As I said before, there are 2 types of credentials for AWS S3 buckets, an access key ID and a secret access key ID. Finding an access key ID is simple, as they are strings that are always all capitalized and always start with ‘AKIA’. So for that we can use the OQL query:

select s from java.lang.String s where s.toString().contains(“AKIA”)

There’s the access key ID

Now the next step is to find the secret access key ID. This stumped me for a little while. You may be asking “why didn’t you just search for SECRET_ACCESS_KEY_ID?” and that’s because it only returns those strings, the actual credentials aren’t appended to them after an = like I originally thought, it would literally just return ‘SECRET_ACCESS_KEY_ID’, not ‘SECRET_ACCESS_KEY_ID = Js6IDrwAIkvSY+8fSJ5bcep05ENlNvXgc+JRRr7Y’. So I thought the next best step would be a regex. I looked online and found the regex for a secret access key ID to be: ([a-zA-Z0–9+/]{40}). Translated into English, this means any 40 character string that has a-z (lowercase), A-Z (uppercase), 0–9, + and /. Awesome, now I just have to put that into an OQL query, it looked like this:

select s from java.lang.String s where s.toString().matches(“(?!^(com/|org/|java/|sun/|/var/))[a-zA-Z0–9+/]{40}”)

It has the regex, but I also added so that it wouldn’t show any strings that started with ‘com/, org/, java/, sun/ or /var/’. The reason for this is that there are classes that are 40 characters long that begin with these, these are not secret access key IDs so we don’t need to see them.

Once it runs, it looks something like this:

What searching for the secret access key ID looks like

As you can see, a few results are returned. We can ignore all of the ones that have English words in them, which leaves us with 4available possibilities. I am going to discard the one that’s just ‘0000000000000000000000000000000000000000’ because that’s very likely not it, which leaves us with 3 options. The one beginning with capital A, the one beginning with lowercase a, and the one beginning with 3. I was too lazy to make a script to try out all 3 possible secret keys with 1 access key, so I just did it manually.

Bingo!

The first 2 failed, but the last one with the capital A worked! I now have access to all of this companies files, just like that.

After this, I tried to make a script in Golang to automate doing the OQL queries and trying out all of the access keys and secret access keys for me, but it failed horribly. So instead I arduously did them all one-by-one, hand-by-hand. In the end, I proved to be somewhat successful, out of the 126 heapdumps I tested, 16 had valid S3 credentials.
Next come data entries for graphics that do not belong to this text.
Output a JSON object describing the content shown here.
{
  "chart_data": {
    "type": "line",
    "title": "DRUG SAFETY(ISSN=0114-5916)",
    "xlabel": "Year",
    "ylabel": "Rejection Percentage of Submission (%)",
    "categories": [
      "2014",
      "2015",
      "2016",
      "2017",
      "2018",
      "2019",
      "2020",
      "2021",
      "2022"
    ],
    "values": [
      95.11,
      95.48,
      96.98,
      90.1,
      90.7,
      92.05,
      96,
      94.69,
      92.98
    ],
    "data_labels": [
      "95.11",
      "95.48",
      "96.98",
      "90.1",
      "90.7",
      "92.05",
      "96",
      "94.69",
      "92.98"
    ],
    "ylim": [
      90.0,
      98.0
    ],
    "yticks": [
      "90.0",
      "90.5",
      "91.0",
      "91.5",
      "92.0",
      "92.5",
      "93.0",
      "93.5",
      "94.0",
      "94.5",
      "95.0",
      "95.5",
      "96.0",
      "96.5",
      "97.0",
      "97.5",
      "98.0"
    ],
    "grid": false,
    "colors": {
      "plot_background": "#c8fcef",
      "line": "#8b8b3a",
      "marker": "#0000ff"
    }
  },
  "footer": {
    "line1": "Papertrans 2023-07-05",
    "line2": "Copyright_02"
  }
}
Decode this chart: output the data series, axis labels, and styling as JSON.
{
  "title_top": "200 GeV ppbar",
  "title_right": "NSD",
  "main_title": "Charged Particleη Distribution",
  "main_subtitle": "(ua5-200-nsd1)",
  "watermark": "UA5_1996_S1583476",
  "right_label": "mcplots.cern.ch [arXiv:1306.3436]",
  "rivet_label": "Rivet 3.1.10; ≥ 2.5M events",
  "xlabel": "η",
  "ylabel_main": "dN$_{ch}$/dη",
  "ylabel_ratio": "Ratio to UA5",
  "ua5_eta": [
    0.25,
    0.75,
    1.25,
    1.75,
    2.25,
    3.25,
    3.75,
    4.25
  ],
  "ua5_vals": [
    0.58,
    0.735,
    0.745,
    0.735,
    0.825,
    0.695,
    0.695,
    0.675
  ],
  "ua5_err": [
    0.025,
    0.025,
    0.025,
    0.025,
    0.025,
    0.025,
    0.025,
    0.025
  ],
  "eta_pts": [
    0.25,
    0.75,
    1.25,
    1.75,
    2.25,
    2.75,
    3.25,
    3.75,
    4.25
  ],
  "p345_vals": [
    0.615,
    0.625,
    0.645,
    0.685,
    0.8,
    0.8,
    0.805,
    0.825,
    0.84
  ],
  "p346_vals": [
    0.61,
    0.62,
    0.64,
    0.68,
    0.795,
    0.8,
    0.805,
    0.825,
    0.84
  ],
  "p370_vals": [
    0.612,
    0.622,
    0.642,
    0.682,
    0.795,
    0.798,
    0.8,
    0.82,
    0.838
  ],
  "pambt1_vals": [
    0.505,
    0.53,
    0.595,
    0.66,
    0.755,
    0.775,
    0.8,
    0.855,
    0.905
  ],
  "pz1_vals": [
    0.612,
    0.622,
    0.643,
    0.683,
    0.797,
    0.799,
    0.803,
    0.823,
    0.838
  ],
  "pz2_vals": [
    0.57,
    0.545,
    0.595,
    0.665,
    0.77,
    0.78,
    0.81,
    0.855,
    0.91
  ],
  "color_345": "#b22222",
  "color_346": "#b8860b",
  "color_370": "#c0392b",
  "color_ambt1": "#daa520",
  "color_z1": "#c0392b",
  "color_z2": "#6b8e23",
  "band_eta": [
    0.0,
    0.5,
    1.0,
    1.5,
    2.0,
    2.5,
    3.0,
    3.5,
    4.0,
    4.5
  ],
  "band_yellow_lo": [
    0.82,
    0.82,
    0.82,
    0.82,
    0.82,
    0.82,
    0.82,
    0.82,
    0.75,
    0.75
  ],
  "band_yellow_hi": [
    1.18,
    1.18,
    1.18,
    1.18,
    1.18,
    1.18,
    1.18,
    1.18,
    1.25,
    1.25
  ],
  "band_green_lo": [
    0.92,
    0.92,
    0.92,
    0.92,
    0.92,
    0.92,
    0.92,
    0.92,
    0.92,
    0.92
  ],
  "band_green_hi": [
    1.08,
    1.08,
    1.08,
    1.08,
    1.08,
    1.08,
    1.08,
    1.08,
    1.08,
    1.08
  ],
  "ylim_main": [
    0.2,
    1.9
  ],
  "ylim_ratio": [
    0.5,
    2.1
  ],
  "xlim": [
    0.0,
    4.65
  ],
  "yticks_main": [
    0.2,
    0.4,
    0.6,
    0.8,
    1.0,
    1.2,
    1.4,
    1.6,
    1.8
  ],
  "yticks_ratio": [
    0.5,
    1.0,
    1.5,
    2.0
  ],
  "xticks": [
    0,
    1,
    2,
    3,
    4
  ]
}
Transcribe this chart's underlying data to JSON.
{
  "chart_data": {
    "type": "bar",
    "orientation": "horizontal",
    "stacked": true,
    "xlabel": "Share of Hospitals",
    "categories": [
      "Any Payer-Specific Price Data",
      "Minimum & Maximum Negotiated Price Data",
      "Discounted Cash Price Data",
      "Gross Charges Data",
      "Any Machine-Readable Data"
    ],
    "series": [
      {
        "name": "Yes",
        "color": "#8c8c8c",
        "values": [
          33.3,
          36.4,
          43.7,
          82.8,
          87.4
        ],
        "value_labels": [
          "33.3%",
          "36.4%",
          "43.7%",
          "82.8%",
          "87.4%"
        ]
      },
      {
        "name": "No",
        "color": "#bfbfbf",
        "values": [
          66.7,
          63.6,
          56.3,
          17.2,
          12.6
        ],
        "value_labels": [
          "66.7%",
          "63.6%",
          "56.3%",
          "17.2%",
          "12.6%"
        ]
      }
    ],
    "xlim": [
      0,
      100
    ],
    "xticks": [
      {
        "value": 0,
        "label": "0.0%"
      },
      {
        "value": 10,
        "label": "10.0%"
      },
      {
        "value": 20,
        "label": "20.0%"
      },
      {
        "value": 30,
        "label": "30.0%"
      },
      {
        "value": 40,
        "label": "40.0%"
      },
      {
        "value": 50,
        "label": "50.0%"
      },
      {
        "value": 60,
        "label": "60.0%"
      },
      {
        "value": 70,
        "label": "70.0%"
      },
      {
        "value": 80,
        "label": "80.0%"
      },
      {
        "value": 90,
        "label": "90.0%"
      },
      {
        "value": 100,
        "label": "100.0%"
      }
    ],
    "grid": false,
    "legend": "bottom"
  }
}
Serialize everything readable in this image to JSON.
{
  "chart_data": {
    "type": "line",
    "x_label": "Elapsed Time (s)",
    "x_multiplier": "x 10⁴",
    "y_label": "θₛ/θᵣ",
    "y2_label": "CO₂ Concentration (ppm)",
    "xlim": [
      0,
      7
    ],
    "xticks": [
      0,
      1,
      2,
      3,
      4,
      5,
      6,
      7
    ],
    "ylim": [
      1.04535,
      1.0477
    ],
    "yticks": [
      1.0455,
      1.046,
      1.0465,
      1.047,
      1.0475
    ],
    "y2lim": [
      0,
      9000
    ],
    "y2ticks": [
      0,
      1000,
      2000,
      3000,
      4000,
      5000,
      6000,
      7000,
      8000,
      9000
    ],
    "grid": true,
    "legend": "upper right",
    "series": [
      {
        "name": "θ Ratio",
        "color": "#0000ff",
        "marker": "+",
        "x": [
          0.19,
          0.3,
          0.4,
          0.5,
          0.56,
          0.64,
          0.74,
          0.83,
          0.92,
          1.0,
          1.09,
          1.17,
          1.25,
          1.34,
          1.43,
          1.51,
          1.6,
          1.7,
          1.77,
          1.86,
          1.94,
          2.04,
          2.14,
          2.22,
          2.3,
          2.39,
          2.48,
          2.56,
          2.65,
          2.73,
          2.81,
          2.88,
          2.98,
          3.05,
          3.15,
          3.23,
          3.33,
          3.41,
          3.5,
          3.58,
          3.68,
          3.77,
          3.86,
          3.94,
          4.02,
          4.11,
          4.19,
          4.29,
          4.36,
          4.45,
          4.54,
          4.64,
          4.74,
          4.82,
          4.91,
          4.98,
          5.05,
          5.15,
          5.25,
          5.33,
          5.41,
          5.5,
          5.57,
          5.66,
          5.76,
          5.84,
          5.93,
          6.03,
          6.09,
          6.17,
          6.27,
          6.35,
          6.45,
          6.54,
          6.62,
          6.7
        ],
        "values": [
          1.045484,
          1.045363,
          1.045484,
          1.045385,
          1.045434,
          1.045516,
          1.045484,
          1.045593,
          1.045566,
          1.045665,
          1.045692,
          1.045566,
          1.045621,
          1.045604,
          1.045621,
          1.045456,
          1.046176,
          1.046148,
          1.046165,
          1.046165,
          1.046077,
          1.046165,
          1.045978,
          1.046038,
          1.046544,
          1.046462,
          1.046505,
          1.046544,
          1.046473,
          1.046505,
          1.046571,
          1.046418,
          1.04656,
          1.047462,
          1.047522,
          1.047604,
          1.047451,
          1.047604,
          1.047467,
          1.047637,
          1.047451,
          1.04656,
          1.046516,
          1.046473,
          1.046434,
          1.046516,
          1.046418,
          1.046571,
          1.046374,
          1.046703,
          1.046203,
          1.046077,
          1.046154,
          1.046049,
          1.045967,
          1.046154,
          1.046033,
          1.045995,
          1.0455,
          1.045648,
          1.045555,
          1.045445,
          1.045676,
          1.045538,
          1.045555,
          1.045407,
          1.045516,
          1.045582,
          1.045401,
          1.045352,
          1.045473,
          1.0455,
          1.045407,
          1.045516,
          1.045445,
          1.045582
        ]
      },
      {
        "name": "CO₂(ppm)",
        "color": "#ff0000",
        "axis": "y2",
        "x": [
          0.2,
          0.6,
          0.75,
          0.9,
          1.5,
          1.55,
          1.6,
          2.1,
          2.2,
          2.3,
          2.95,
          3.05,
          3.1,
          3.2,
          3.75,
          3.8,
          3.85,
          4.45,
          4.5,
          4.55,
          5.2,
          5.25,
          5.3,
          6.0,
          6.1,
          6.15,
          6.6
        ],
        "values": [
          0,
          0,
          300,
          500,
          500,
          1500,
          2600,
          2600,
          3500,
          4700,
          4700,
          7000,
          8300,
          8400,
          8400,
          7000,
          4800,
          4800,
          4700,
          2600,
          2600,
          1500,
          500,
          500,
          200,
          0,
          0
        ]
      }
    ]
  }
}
I am not going to name the owners of these buckets directly, but I will describe them:

  • A Chinese app developer
  • A popular Guatemalan shopping website
  • A popular Ukranian department store with a revenue of $2.5 billion USD
  • A South African ‘Buy Now, Pay Later’ service
  • An Brazilian car parts website
  • A Colombian pharmaceutical manufacturer
  • A British AI interoperability developer
  • Belarus’s largest tourist agency
  • A Brazilian metrics & software development company
  • An Indian game developer

I am currently in the process of disclosing these vulnerabilities to their respective companies.

Final thoughts

But overall, this has been one hell of a journey. I have learned a lot through this and it was fun to do. There are of course way more available endpoints and valuable information to be gained that I didn’t even touch on, this was just one possible pathway looking for one very specific type of credential. Regardless, I hope you enjoyed reading this article.

Thanks for reading everyone, have a good day!